Эпизоды сексуального характера
Шрифт:
Расстелив полотенце подальше от гермафродитных голышей, я уложил на него собственные нервы, обросшие жиром, мышцами, кожей и волосами в той чудной пропорции, в какой они скорее услаждают и привлекают взгляд, чем пугают и отталкивают. Дивный запах моей впитывающей солнце девственности и ветреной непорочности понесся над берегом, роняя в воду ранних бабочек, жучков, фруктовых и навозных мушек – всех без разбору. Однако довольно скоро я заметил, что влияю на поведение не одних лишь крылатых насекомых. Сужая круги, поглядывая на меня сквозь дымчатую пелену солнечных очков, по песочку бродил солидного пуза дядечка в бороде и веселеньких плавках.

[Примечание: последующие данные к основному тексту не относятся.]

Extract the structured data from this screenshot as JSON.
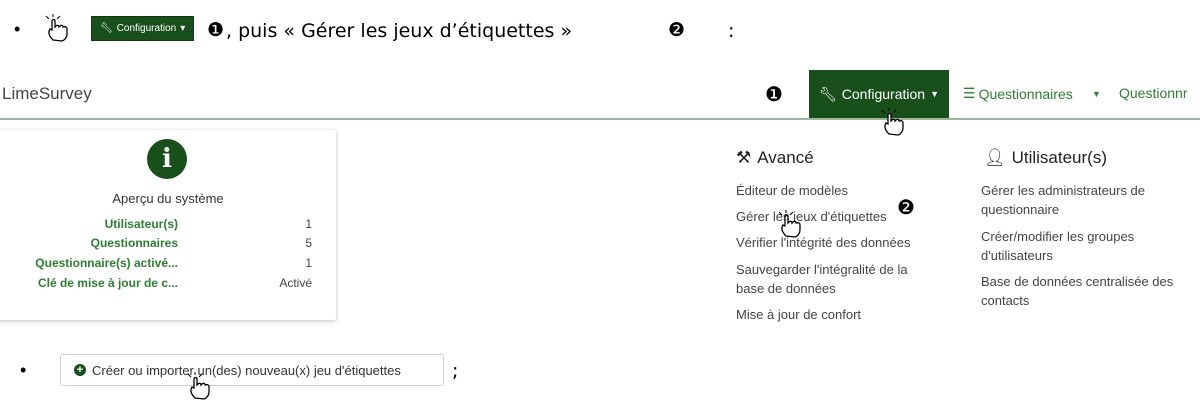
{
  "instruction": {
    "bullet": "•",
    "config_chip_label": "Configuration",
    "step1": "❶",
    "text": ", puis « Gérer les jeux d’étiquettes »",
    "step2": "❷",
    "colon": ":"
  },
  "navbar": {
    "brand": "LimeSurvey",
    "marker": "❶",
    "configuration_label": "Configuration",
    "questionnaires_label": "Questionnaires",
    "questionnaire_cut_label": "Questionnr"
  },
  "system_card": {
    "title": "Aperçu du système",
    "rows": [
      {
        "label": "Utilisateur(s)",
        "value": "1"
      },
      {
        "label": "Questionnaires",
        "value": "5"
      },
      {
        "label": "Questionnaire(s) activé...",
        "value": "1"
      },
      {
        "label": "Clé de mise à jour de c...",
        "value": "Activé"
      }
    ]
  },
  "dropdown": {
    "advanced": {
      "heading": "Avancé",
      "items": [
        "Éditeur de modèles",
        "Gérer les jeux d'étiquettes",
        "Vérifier l'intégrité des données",
        "Sauvegarder l'intégralité de la base de données",
        "Mise à jour de confort"
      ],
      "marker": "❷"
    },
    "users": {
      "heading": "Utilisateur(s)",
      "items": [
        "Gérer les administrateurs de questionnaire",
        "Créer/modifier les groupes d'utilisateurs",
        "Base de données centralisée des contacts"
      ]
    }
  },
  "bottom": {
    "bullet": "•",
    "create_button_label": "Créer ou importer un(des) nouveau(x) jeu d'étiquettes",
    "semicolon": ";"
  },
  "colors": {
    "brand_green": "#184f1b",
    "link_green": "#2e7d32"
  }
}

– Прекрасная сегодня погода, – сказал дядечка.
– Действительно, – согласился я.
– По ночам еще холодновато, но днем печет, – дядечка кивнул и погладил пузо.
– Да, – и тут возразить мне было нечего.
– Все равно, поздняя весна – вон в той протоке еще лед стоит, – не унимался дядечка.
– Угу.
– Я слышал,
– О.
– Так что на майские праздники придется утепляться, – взгляд дядечки скользнул поверх солнечных очков и задержался на моих сосках.
– Ага.
– Лета, говорят, еще подождать придется, – дядечка облизнулся, давая понять, что затыкаться он не собирается.
– Печально, – сказал я. – А вы случаем не издатель?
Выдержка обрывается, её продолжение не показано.